Keywords: Conflict, Resolution, Role, United Nation and SAARC

PENDAHULUAN
            Kashmir merupakan salah satu wilayah paling berbahaya dalam konflik global antara India dan Pakistan. Ketika India dan Pakistan terpisah tahun 1947 pada akhir kekuasaan kolonial Inggris, penguasa Hindu dari mayoritas Muslim Kashmir memilih bergabung dengan India. India dan Pakistan segera terlibat dalam perang memperebutkan Kashmir. Pakistan berhasil menguasaai sebagian wilayah tersebut. Ketegangan etnis dan territorial terus berlanjut bahkan makin parah sepanjang era tahun 1990-an hingga awal abad  ke-21. Pada akhir tahun 2002, India sudah menempatkan lebih dari 250.000 tentara wilayah itu, dan sekurang-kurangnya 30.000 orang tewas dalam konflik tersebut.[1] Bahkan sampai saat ini pun kejelasan resmi akan status Kashmir pun belum diketahui secara pasti.
Terdapat tiga perang utama dan satu perang kecil antara kedua negara. Casus belli tiap perang ini disebabkan oleh wilayah Kashmir yang diperdebatkan, dengan pengecualian Perang India-Pakistan 1971 yang disebabkan oleh masalah wilayah Pakistan Timur
  1. Perang India-Pakistan 1947: Pakistan merbut 1/3 Kashmir (Pakistan mengklaim Kashmir sebagai wilayahnya) dengan bantuan Pashtun.
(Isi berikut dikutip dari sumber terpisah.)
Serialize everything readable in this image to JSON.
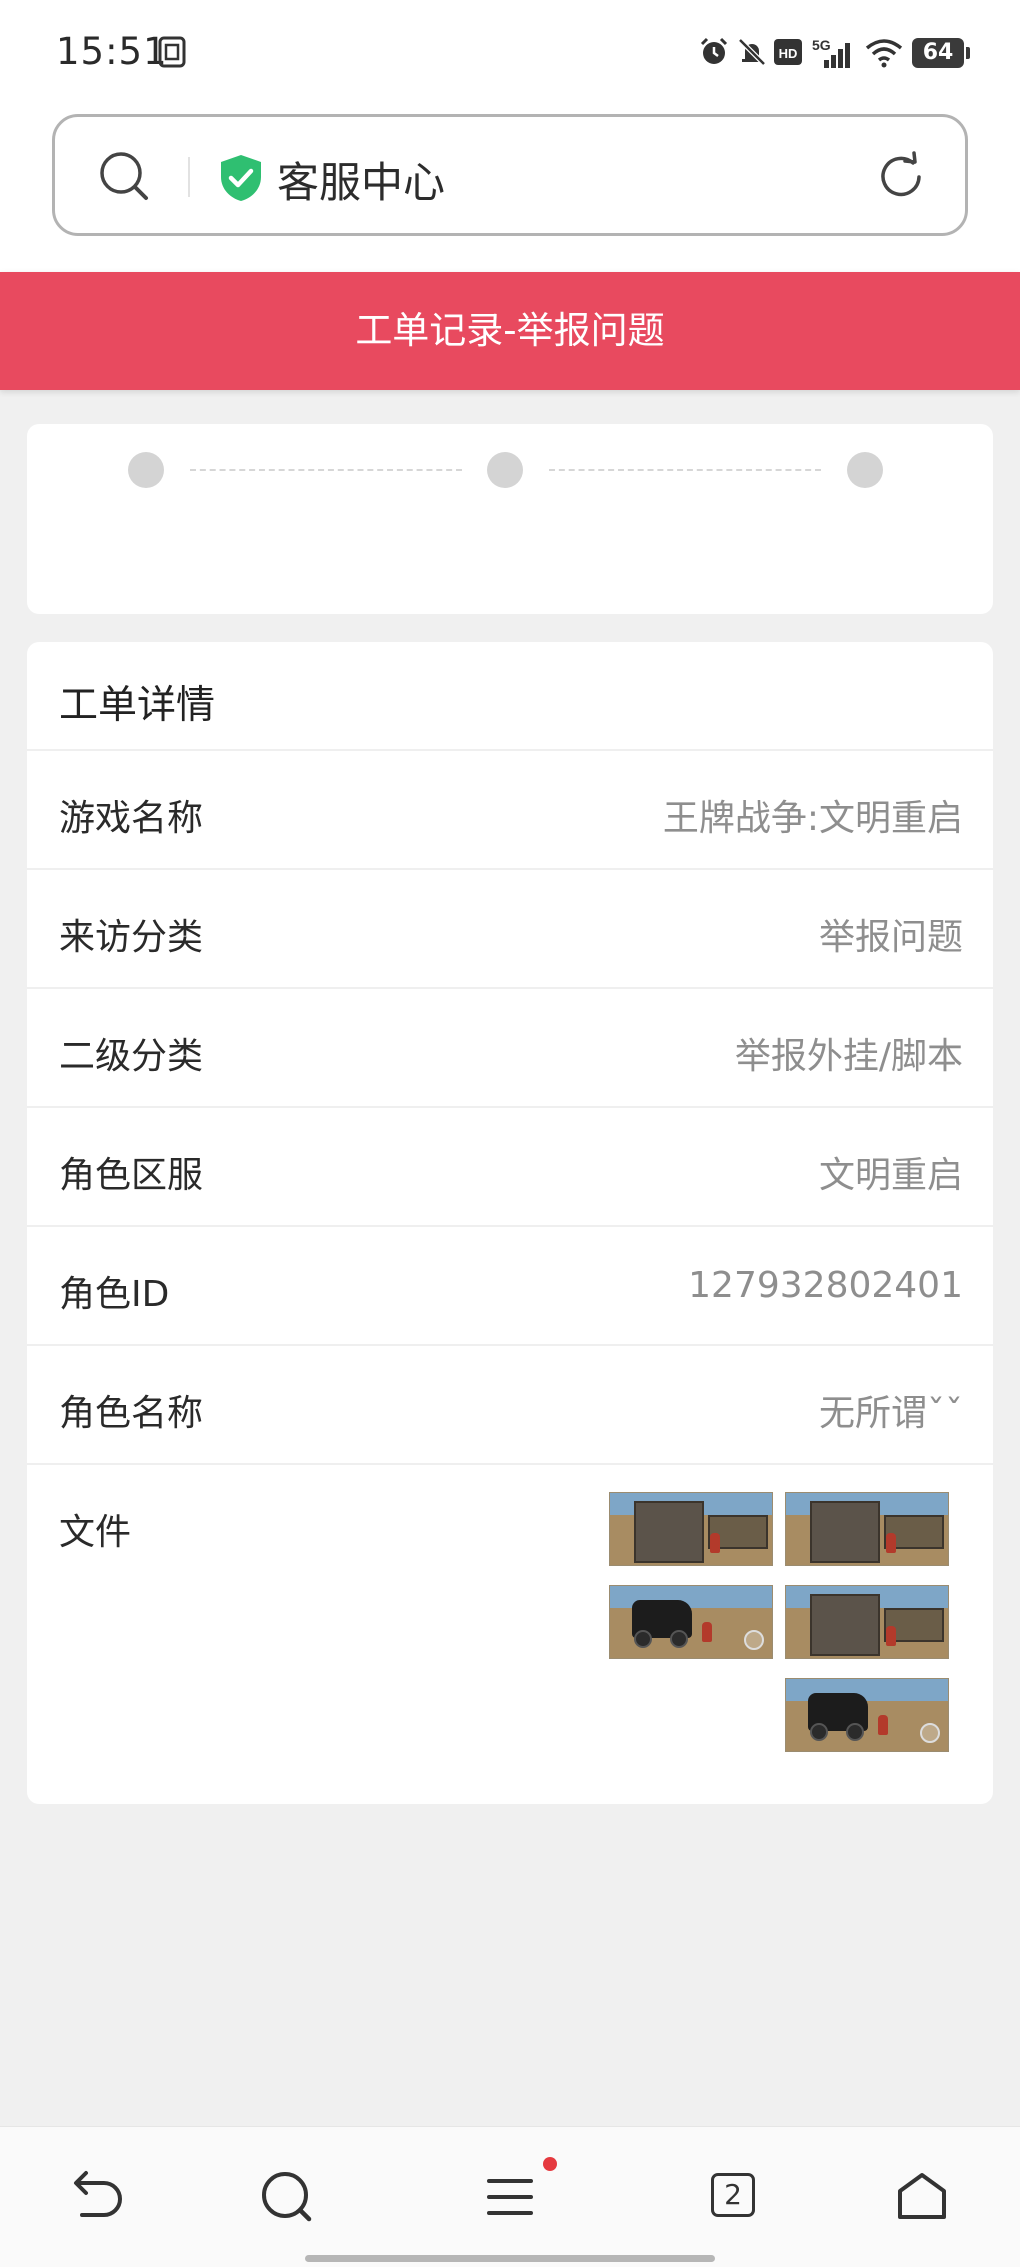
{
  "status_bar": {
    "time": "15:51",
    "battery": "64"
  },
  "address_bar": {
    "title": "客服中心"
  },
  "header": {
    "title": "工单记录-举报问题"
  },
  "progress": {
    "steps": [
      "",
      "",
      ""
    ]
  },
  "detail": {
    "title": "工单详情",
    "rows": [
      {
        "label": "游戏名称",
        "value": "王牌战争:文明重启"
      },
      {
        "label": "来访分类",
        "value": "举报问题"
      },
      {
        "label": "二级分类",
        "value": "举报外挂/脚本"
      },
      {
        "label": "角色区服",
        "value": "文明重启"
      },
      {
        "label": "角色ID",
        "value": "127932802401"
      },
      {
        "label": "角色名称",
        "value": "无所谓ˇˇ"
      }
    ],
    "files_label": "文件",
    "files": [
      "inventory",
      "inventory",
      "vehicle",
      "inventory",
      "vehicle"
    ]
  },
  "bottom_nav": {
    "tab_count": "2",
    "icons": [
      "back-icon",
      "search-icon",
      "menu-icon",
      "tabs-icon",
      "home-icon"
    ]
  },
  "colors": {
    "header_bg": "#e84a5f",
    "shield": "#2fbf71",
    "notification_dot": "#e5393f"
  }
}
Hindu dan Sikhs dihilangkan dari Kashmir Pakistan. India membalas dengan mengirim pasukan ke Gurdaspur.
  2. Perang India-Pakistan 1965: Pasukan Pakistan berusaha memasuki teritori Kashmir India untuk memicu pemberontakan oleh Kashmir. Rencana ini gagal dan penyusup dapat ditemukan, sehingga India membalas hal ini. Perang ini diakhiri dengan gencatan senjata, dan India dapat merebut sedikit teritori Pakistan.
  3. Perang India-Pakistan 1971: Bangladesh meminta kemerdekaan dari Pakistan. Tentara Pakistan melakukan pembunuhan dan pemerkosaan besar di Bangladesh dan genoside penduduk Bengali. Jutaan pengungsi pindah ke India. India membantu Mukti-Bahini Bangladesh dan menaklukan Pakistan, sehingga Bangladesh merdeka dan Pakistan menyerah seluruhnya.
  4. Perang India-Pakistan 1999, juga disebut "Perang Kargil": Tentara Pakistan dan beberapa pemberontak Kashmir merebut pos tentara India. India membalas dan merebut kembali pos itu. Tekanan internasional terhadap Pakistan membuatnya mundur. Perang berakhir dengan India merebu Kargil dan isolasi diplomatik Pakistan.[2]
            Bagaimanapun juga konflik Kashmir ini membutuhkan solusi yang tepat. Berbagai cara telah ditempuh kedua negara untuk menyelesaikan konflik tersebut termasuk dengan cara meminta bantuan dari organisasi Internasional seperti PBB dan SAARC. Namun sampai saat ini lembaga internasional tersebut belum menampakkan peranan penting mereka dalam perdamaian India-Pakistan, di tambah lagi dengan mulai adanya campur tangan negara-negara besar seperti Amerika Serikat, Rusia serta Cina yang membuat masalah Kashmir semakin kompleks.
PEMBAHASAN
Kashmir merupakan wilayah terpenting setelah Hyderabadh. Dengan keindahan pemandangan yang dimilikinya, Kashmir dijuluki sebagai Negeri Taman Musim Abadi. Baik bagi India maupun Pakistan kepemilikan Kashmir merupakan suatu hal penting bagi kelangsungan negaranya masing-masing. Bagi India sendiri ada beberapa aspek yang membuat India tidak mau melepaskan Jammu-Kashmir dari kekuasaannya.
Bagi India, Kashmir merupakan bagian yang tidak terpisahkan.kepentingan India atas Kashmir tidak hanaya padaa dimensi politik semata, melainkan terhadap berbagai kepentingan lainnya. Seperti kepentingan geopolitis Kashmir bagi India adalah dengan dikuasainya Kashmir akan memungkinkan India memiliki akses strategis di bagian barat daya. Disamping menyediakan suatu rangkaian hubungan tradisional antara Asia Tengah dan Subkontinen. Hubungan India dengan ketiga Negara tetangganya yang terpenting yaitu Rusia, China serta Afghanistan sangat tergantung pada luasnya wilayah Kashmir yang dapaty dikuasai. Selain itu, Kashmir memiliki enam aliran sungai yang berguna sebagai perairan irigasi yaitu Chenab, Jhelum, Indus, Sutlej, Beas dan Ravi. Apabila Pakistan menguasai Kashmir, ada kekhawatiran dari India akan sungai-sungai tersebut tidak akan mengairi India.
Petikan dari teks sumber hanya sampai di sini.